Severe reactions are uncommon. Fatal anaphylactic shock has been reported in 1:50,000 persons receiving DAtx. Serum sickness (fever, urticaria, arthralgia, adenomegaly and, more rarely, neurological or renal compromise) may occur between 5 and 24 days after the administration DAtx in approximately 8%.
Cases of Guillain-Barre Syndrome (GBS) or polyneuritis have been reported following receipt of diphtheria toxoid-containing vaccine. While the evidence favours a causal relationship between tetanus toxoid and GBS, there is little evidence to support an independent association between receipt of diphtheria toxoid and GBS.
Vaccine providers are asked to report, through local public health officials, any serious or unexpected adverse event felt to be temporally related to vaccination. An unexpected AEFI is an event that is not listed in available product information but may be due to the immunization or a change in the frequency of a known AEFI. Refer to Reporting Adverse Events Following Immunization (AEFI) in Canada in Vaccine Safety Part 2 for additional information about AEFI reporting.
Diphtheria toxoid-containing vaccines are contraindicated in persons with a history of anaphylaxis after previous administration of the vaccine and in persons with proven immediate or anaphylactic hypersensitivity to any component of the vaccine or its container.
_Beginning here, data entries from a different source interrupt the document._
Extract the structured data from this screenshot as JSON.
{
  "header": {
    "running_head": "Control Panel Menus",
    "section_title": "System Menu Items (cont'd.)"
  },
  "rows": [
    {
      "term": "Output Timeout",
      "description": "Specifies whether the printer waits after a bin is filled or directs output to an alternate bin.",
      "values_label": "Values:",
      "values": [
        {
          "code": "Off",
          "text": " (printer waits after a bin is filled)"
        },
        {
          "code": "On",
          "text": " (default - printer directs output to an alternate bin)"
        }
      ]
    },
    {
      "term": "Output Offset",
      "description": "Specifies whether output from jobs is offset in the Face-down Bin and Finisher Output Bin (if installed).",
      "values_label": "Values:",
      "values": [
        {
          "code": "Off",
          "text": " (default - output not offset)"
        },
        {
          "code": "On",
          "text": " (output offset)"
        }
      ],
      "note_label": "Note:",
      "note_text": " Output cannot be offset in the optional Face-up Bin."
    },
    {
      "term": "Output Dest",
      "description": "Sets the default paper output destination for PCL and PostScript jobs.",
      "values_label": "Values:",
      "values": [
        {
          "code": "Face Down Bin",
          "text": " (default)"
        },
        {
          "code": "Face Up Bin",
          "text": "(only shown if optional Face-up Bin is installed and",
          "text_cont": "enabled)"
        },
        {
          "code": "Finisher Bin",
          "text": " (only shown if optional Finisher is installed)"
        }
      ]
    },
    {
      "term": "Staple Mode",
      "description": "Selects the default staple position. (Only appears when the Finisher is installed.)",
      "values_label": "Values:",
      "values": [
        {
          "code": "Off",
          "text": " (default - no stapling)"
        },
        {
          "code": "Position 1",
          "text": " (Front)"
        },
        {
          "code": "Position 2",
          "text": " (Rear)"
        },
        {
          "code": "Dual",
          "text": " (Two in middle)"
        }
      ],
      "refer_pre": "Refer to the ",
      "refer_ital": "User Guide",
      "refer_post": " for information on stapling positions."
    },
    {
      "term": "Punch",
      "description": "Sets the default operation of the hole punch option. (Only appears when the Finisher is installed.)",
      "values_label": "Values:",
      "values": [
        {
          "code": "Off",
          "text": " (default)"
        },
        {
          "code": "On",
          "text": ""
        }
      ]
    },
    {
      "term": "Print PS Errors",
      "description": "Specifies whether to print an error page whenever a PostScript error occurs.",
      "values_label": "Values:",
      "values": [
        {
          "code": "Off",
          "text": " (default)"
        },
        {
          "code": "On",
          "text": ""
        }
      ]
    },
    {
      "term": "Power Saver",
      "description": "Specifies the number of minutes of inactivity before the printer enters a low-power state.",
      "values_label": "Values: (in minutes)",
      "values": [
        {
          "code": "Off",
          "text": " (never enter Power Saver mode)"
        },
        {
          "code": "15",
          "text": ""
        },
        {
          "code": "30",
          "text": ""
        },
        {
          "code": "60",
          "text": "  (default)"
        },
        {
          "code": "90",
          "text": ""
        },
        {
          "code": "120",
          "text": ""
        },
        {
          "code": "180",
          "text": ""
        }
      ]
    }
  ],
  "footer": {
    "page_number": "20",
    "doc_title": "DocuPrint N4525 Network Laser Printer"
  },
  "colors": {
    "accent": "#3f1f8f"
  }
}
Refer to Table 1 and Table 2 in General Considerations in Part 1 for lists of all vaccines and passive immunizing agents available for use in Canada and their contents. For the diphtheria toxoid-containing vaccines, potential allergens include:
There are no currently known potential allergens in ADACEL® or Td ADSORBED vaccines.
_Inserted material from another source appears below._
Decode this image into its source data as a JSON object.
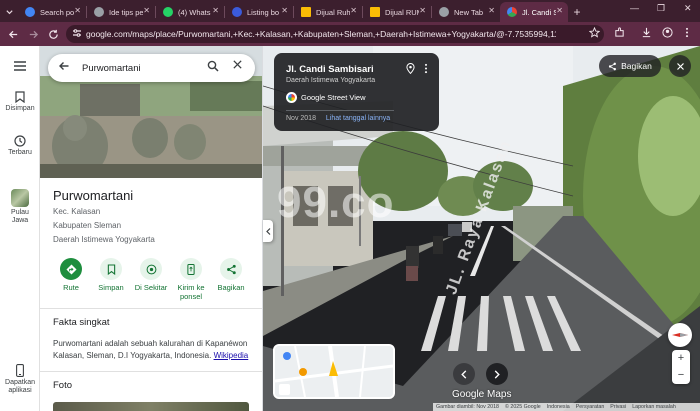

Hypersensitivity to yeast is very rare and a personal history of yeast allergy is not generally reliable. In situations of suspected hypersensitivity or non-anaphylactic allergy to vaccine components, investigation is indicated which may involve immunization in a controlled setting. Consultation with an allergist is advised.
Administration of diphtheria toxoid-containing vaccine should be postponed in persons with moderate or severe acute illness. Persons with minor acute illness (with or without fever) may be vaccinated.
It is prudent to not administer further doses of tetanus-toxoid containing vaccine to persons who develop GBS within 6 weeks of receiving such vaccine. Those who develop GBS outside the 6 week interval may receive subsequent doses of tetanus toxoid-containing vaccine. If there is a history of both Campylobacter infection (which has been associated with GBS) and receipt of a tetanus and diphtheria toxoid-containing vaccine within the 6 weeks before the onset of GBS, consultation with an infectious disease specialist is advised.
People who experience a severe injection site reaction following a dose of tetanus toxoid-containing vaccine should not be given another dose for at least 10 years.
Refer to General Contraindications and Precautions in Part 2 and Passive Immunization Part 5 for additional general information.
The primary series of three doses of diphtheria toxoid-containing vaccine should be completed with an appropriate vaccine from the same manufacturer whenever possible. However, if the original vaccine is unknown or unavailable, an alternative combination vaccine from a different manufacturer may be used to complete the primary series. On the basis of expert opinion, an appropriate product from any manufacturer can be used for all booster doses. Refer to Principles of Vaccine Interchangeability in Part 1 for additional general information.